Carta ao Capitão

escrito por André Petrini.

Terra/Continente Infra, 2169
Ao Capitão Aureliano Buenanoche.

Excelentíssimo Capitão, em vista da minha grande admiração pelo seu trabalho à frente do nosso Planeta-Nave, venho, por meio desta, fazer uma solicitação de máxima importância para a conclusão dos nossos objetivos de evolução constante. Entendo que alguns hábitos estão arraigados em nossos cotidianos de tal forma que se tornam quase automáticos, mas acredito que se pararmos para uma análise rápida e racional, perceberemos que eles nem sempre fazem sentido. Isto posto, gostaria de sugerir a revisão de um hábito, uma convenção – e se me permite, quase uma praga, a qual estamos acostumados a chamar de “horário comercial”. Não a sua existência em si, pois sei de sua importância em nossos sistemas comerciais tanto intra quanto extraplanetários, mas minha crítica refere-se exclusivamente ao período em que esse flagelo se realiza.
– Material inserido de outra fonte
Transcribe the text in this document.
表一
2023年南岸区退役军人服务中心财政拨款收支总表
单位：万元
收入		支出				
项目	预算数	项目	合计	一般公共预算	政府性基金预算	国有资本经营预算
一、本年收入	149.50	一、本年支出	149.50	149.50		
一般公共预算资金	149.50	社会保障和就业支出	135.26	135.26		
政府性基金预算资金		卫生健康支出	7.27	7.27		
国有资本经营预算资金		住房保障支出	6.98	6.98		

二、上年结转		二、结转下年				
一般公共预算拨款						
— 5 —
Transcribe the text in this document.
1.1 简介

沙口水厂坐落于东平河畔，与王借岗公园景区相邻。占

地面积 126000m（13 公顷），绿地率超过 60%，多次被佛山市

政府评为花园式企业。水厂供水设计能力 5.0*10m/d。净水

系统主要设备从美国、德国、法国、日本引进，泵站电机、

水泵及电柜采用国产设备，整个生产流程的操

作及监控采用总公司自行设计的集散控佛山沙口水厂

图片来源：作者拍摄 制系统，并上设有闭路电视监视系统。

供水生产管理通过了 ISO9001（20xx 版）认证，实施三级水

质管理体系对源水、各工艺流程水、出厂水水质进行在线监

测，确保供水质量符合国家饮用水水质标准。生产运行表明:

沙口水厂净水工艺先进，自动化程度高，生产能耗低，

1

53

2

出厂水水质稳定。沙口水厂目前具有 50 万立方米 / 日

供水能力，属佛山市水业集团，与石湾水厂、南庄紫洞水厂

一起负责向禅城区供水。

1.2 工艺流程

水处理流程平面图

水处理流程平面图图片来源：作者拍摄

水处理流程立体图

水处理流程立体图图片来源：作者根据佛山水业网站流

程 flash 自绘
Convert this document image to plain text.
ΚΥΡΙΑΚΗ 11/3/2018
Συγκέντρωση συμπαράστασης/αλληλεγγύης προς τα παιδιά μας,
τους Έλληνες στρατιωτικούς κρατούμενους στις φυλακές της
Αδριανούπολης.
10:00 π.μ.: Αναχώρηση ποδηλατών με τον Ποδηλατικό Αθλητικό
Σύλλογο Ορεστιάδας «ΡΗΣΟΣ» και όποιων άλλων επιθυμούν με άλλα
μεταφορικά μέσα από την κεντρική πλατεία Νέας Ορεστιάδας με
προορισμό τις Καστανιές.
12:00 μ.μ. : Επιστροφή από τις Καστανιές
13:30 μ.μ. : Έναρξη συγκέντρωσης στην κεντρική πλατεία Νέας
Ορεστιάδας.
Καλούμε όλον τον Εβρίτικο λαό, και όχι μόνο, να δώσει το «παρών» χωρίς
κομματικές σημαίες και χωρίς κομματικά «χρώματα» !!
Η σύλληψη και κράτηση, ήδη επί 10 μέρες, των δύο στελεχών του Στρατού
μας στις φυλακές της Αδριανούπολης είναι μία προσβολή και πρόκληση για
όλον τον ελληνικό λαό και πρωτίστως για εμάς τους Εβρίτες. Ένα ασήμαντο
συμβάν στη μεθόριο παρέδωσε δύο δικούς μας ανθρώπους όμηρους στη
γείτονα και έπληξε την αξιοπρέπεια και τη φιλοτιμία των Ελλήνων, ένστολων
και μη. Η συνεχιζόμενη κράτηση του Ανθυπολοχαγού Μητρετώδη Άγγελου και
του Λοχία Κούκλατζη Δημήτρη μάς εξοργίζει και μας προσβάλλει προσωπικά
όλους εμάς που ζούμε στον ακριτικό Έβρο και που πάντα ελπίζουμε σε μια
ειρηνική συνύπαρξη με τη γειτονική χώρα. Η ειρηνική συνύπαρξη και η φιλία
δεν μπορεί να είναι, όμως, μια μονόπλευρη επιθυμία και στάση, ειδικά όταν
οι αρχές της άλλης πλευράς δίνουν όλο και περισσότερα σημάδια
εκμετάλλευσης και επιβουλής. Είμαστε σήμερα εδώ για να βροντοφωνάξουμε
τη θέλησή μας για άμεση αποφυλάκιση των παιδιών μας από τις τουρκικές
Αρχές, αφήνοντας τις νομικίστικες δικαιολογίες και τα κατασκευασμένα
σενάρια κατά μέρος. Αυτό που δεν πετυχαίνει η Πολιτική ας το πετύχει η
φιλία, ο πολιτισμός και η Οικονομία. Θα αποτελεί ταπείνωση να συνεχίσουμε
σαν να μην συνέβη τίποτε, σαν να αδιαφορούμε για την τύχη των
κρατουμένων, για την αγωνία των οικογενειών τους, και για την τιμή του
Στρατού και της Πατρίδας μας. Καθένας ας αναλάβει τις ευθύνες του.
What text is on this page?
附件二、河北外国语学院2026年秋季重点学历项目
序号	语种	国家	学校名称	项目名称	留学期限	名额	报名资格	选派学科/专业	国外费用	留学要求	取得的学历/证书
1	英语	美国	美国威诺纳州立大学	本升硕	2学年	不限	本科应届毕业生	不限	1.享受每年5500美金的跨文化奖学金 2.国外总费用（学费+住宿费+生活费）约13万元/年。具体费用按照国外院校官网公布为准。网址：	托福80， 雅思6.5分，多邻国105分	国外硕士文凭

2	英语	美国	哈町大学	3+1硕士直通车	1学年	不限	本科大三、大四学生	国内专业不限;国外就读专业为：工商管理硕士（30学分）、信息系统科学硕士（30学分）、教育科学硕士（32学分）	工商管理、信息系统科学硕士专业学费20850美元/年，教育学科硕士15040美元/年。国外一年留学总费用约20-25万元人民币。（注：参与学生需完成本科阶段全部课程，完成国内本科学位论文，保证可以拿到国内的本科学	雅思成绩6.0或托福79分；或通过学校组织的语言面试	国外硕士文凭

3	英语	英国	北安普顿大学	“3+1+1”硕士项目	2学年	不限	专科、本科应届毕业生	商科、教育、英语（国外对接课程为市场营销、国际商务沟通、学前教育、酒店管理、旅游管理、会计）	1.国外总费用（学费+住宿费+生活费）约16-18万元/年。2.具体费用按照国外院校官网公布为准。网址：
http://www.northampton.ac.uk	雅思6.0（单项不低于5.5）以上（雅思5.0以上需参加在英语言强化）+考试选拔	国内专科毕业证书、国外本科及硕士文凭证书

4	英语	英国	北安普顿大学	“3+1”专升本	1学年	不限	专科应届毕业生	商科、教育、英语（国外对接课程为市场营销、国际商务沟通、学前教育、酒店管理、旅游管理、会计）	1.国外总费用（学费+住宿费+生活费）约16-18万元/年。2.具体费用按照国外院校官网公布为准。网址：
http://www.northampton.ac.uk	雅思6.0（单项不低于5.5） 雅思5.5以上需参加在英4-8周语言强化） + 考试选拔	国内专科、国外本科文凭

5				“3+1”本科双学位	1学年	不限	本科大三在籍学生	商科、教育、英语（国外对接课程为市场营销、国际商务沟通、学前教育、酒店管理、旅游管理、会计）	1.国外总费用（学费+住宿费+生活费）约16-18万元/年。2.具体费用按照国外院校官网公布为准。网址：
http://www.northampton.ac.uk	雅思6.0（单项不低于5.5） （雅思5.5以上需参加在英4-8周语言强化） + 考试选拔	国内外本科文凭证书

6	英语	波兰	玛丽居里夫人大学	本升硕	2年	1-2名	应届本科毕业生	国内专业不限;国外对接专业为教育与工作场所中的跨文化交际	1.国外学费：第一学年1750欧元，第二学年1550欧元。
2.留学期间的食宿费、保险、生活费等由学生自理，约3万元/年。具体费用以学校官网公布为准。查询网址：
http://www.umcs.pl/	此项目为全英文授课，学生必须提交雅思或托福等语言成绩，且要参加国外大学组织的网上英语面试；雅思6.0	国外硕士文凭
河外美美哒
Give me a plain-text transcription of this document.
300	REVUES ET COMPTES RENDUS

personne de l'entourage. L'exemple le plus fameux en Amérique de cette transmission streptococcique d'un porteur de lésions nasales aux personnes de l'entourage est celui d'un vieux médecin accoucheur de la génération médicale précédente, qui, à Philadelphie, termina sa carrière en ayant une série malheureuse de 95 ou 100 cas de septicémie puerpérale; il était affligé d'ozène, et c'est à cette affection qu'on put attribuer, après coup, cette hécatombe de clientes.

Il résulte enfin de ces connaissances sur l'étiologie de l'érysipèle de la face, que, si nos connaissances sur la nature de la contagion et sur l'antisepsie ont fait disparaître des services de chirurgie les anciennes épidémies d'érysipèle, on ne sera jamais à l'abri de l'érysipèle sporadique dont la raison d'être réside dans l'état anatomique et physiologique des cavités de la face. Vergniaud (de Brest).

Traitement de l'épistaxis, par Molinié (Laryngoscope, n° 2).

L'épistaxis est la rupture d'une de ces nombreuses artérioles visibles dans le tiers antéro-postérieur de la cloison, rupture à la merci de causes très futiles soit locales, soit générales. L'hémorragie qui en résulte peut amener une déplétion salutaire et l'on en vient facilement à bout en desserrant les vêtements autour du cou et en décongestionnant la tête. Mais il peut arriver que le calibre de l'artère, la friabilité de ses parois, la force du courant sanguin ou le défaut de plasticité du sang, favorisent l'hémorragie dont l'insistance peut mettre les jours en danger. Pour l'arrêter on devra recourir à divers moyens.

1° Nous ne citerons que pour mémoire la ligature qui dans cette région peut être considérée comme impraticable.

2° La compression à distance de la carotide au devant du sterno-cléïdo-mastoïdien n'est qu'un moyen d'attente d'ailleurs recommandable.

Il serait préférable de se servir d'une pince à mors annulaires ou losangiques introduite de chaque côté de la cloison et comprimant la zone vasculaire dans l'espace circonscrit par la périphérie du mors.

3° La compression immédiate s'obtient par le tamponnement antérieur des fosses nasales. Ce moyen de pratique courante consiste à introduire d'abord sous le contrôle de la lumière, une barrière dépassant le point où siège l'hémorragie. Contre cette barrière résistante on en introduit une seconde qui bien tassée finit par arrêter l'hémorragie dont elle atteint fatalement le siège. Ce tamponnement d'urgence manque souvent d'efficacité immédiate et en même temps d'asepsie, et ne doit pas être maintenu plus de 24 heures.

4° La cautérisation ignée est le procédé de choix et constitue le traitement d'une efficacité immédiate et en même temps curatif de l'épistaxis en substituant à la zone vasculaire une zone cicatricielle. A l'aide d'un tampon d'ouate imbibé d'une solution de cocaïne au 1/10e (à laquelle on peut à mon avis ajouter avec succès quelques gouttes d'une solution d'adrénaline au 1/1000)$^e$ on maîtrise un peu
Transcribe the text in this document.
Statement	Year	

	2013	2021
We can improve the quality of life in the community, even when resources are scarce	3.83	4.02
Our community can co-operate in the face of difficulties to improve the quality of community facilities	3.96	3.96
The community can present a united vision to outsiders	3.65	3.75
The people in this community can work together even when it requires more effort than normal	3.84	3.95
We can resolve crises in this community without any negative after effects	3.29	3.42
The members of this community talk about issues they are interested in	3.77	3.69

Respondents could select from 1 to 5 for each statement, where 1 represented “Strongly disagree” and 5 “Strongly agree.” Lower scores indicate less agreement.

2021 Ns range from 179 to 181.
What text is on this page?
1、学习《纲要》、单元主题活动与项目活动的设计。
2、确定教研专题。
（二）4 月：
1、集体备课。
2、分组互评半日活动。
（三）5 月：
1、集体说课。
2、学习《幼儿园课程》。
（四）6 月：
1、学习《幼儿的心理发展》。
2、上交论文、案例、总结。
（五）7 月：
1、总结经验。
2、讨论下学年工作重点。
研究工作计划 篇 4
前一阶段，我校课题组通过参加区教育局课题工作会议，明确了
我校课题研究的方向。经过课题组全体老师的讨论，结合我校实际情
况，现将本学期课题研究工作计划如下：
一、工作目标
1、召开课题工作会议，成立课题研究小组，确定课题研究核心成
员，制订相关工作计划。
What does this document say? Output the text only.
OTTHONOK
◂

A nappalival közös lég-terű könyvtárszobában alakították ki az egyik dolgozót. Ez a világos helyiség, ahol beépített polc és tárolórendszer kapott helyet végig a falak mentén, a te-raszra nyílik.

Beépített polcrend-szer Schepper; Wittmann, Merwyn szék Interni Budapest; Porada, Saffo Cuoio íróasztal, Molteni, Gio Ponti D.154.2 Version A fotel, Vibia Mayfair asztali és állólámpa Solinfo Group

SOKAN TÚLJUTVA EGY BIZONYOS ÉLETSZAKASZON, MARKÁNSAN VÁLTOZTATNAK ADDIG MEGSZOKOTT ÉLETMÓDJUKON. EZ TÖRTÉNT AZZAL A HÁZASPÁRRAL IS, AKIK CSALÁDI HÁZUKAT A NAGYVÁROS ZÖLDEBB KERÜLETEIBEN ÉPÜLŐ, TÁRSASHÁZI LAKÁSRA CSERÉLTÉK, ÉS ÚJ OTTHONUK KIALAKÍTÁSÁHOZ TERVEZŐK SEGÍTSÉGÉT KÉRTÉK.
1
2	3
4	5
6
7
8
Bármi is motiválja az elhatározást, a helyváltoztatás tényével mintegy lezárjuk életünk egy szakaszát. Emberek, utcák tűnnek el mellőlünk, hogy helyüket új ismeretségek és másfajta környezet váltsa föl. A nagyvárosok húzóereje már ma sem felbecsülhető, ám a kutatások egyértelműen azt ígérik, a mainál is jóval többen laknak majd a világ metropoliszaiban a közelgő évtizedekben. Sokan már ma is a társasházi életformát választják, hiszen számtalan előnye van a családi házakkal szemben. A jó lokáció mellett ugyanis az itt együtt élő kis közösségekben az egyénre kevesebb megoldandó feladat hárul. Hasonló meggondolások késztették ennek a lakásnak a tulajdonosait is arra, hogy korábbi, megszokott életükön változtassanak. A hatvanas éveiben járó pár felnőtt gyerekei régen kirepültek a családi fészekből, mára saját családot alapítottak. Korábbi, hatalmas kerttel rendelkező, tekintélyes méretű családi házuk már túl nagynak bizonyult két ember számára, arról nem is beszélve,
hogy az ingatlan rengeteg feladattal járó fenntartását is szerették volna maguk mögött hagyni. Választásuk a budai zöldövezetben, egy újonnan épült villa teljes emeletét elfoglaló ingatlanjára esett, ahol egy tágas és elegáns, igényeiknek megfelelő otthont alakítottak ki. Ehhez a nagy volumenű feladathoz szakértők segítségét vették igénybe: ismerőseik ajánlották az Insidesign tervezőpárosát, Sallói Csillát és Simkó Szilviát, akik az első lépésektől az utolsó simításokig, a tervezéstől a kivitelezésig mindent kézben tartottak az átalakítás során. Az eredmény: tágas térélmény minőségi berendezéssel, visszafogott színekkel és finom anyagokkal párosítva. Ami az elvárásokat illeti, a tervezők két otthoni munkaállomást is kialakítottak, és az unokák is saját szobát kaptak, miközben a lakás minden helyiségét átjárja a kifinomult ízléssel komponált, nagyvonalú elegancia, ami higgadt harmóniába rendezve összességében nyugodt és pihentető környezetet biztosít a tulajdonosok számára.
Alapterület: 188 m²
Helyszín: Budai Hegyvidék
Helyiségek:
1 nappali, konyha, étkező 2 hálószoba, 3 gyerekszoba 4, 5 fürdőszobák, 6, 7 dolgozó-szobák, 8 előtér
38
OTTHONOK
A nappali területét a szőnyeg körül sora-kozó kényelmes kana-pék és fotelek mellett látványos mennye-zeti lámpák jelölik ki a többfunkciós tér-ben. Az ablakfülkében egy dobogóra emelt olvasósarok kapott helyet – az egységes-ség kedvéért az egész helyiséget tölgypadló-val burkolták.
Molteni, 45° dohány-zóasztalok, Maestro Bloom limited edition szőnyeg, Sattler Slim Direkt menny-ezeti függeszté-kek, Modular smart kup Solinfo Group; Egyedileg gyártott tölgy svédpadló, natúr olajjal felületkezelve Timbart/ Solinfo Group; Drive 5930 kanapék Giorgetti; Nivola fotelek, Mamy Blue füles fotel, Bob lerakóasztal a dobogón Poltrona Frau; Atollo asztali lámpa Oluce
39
Afinal, após séculos de evolução, ainda somos obrigados a iniciar nossas obrigações diárias às 8 horas da manhã e não há uma alma sequer, nesta ou em qualquer galáxia, que faça isso com bom gosto.

Veja bem, Capitão, longe de mim querer contestar qualquer decisão em sua maneira de comandar nossa nave, mas em vista de sua linhagem de Capitães, Coronéis, Padres e Políticos que vêm nos direcionando rumo às galáxias mais pacíficas, tenho certeza que compreende a necessidade de uma tripulação que trabalhe com um sorriso no rosto. Nós, meros humanos da Terra, obviamente temos muito a aprender com a inteligência de nossos vizinhos Budnianos, com a sabedoria milenar dos Schaefs, a alegria constante dos Marcolóculos, o silêncio lendário dos Scouts, a doçura dos Slonks, a perseverança dos Graes e a amizade dos Kaltows, mas se tem uma coisa que aprendemos nos anos de convivência com estes planetas-irmãos, foi que a união nos leva a galáxias mais distantes. E sinceramente, sr. Buenanoche, não há união que resista à interrupção contínua e diária do sono em horas tão prematuras.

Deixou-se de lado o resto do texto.